The chromatic properties of V1 cells show both differences from and similarities with those at earlier stages of visual processing (retinal ganglion cells or parvo cells of the lateral geniculate nucleus, pLGN). A number of studies showed that in V1, unlike in the pLGN, the distribution of the cells' preferred colors does not obviously cluster around particular directions in color space (Lennie et al., 1990; Yoshioka et al., 1996). While most color-selective pLGN cells prefer stimuli modulated either along a roughly red-green or blue-yellow direction, those in the primary visual cortex can have preferences for many other directions. However, Lennie et al. (1990) also found that pLGN and V1 cells have similar color tuning properties. They showed that a model that successfully describes the tuning properties of pLGN cells (Derrington et al., 1984) also fits the responses of most V1 neurons. This model postulates that the receptive field of cells can be summarized as a linear combination of the inputs from the three different cone classes. In other words, Lennie et al. showed that although V1 neurons, as a whole, sample color space more evenly than pLGN cells, individual cells in V1 are not more selective for color than pLGN cells. Other investigators have reported V1 cells with a narrow color selectivity that deviates significantly from the linear model (Cottaris and De Valois, 1998; Gouras, 1974; Yates, 1974), but overall, the proportion of such narrowly tuned cells appears to be small in V1.

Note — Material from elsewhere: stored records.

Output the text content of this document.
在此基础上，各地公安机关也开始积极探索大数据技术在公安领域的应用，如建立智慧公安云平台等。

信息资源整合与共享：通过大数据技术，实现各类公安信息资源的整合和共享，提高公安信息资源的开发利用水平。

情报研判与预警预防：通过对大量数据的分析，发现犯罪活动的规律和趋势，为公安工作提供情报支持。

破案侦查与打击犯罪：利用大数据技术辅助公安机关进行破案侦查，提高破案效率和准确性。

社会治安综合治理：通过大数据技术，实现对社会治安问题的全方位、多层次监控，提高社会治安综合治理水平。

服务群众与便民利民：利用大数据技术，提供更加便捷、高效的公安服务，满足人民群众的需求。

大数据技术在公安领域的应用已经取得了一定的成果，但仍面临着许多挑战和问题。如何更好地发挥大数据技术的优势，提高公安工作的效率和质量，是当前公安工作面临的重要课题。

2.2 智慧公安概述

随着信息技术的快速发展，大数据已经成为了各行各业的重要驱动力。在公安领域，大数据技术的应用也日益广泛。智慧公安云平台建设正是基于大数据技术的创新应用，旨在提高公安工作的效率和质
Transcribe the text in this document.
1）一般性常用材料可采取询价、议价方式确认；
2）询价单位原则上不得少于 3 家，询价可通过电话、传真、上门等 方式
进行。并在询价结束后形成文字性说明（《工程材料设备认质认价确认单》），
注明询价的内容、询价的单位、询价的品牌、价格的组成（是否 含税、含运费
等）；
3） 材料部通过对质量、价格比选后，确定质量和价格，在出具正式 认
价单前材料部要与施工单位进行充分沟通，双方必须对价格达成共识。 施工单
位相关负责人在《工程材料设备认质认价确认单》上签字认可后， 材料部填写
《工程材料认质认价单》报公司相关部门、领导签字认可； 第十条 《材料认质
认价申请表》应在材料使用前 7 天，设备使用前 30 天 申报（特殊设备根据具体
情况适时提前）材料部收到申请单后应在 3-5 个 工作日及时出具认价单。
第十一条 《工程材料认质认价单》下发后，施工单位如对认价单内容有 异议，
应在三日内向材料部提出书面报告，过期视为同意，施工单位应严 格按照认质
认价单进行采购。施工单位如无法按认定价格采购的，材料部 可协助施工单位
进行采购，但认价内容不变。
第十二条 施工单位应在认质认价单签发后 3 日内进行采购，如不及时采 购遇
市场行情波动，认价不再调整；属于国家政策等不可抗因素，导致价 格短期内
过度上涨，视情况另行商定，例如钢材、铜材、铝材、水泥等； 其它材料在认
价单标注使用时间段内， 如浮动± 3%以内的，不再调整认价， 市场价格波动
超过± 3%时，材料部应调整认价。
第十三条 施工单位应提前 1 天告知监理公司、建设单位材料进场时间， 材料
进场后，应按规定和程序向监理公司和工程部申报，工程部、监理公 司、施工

A number of reports suggested that the color signals within V1 are carried by a special dedicated population of unoriented cells (Livingstone and Hubel, 1984; Roe and Ts'o, 1999; Ts'o and Gilbert, 1988). These results have been challenged more recently. In particular, Leventhal et al. (1995) found that most cells in the superficial layers of V1 are sensitive to both the orientation and color of a visual stimulus. In addition, many of these cells also signal the stimulus' direction of motion. More recently, Johnson et al. (2001) showed that V1 cells can simultaneously encode both the chromatic and spatial characteristics of a stimulus. These important findings raise serious doubts about the notion that color information is treated separately from other visual attributes within area V1.

While the contribution of V1 cells to color constancy has not been studied systematically, several results bear on that issue. In particular, a number of studies reported the existence of a population of double-opponent cells in the primary visual cortex of primates (Livingstone and Hubel, 1984; Michael, 1978a, 1978b, 1978c, 1979). These cells have a spatially and chromatically antagonistic center-surround organization, and their properties could lead them to play an important role in achieving color constancy (Zeki, 1980). Although some studies reported only a very low incidence of such cells in V1 (Lennie et al., 1990; Ts'o & Gilbert, 1988), their existence has been confirmed by more recent reports (Conway, 2001; Johnson et al., 2001). Finally, a possible role of V1 cells in color constancy is supported by their ability to adapt during prolonged exposure to a habituating stimulus (Lennie et al., 1994), while LGN neurons do not (Derrington and Lennie, 1984). Similar results have been reported by Engel and Furmanski (2001), who used fMRI to investigate the adaptability of the human primary visual cortex to chromatic stimuli. While these results suggest that the response properties of V1 cells could contribute to color constancy, they are by no means conclusive proof that color constancy is achieved in V1.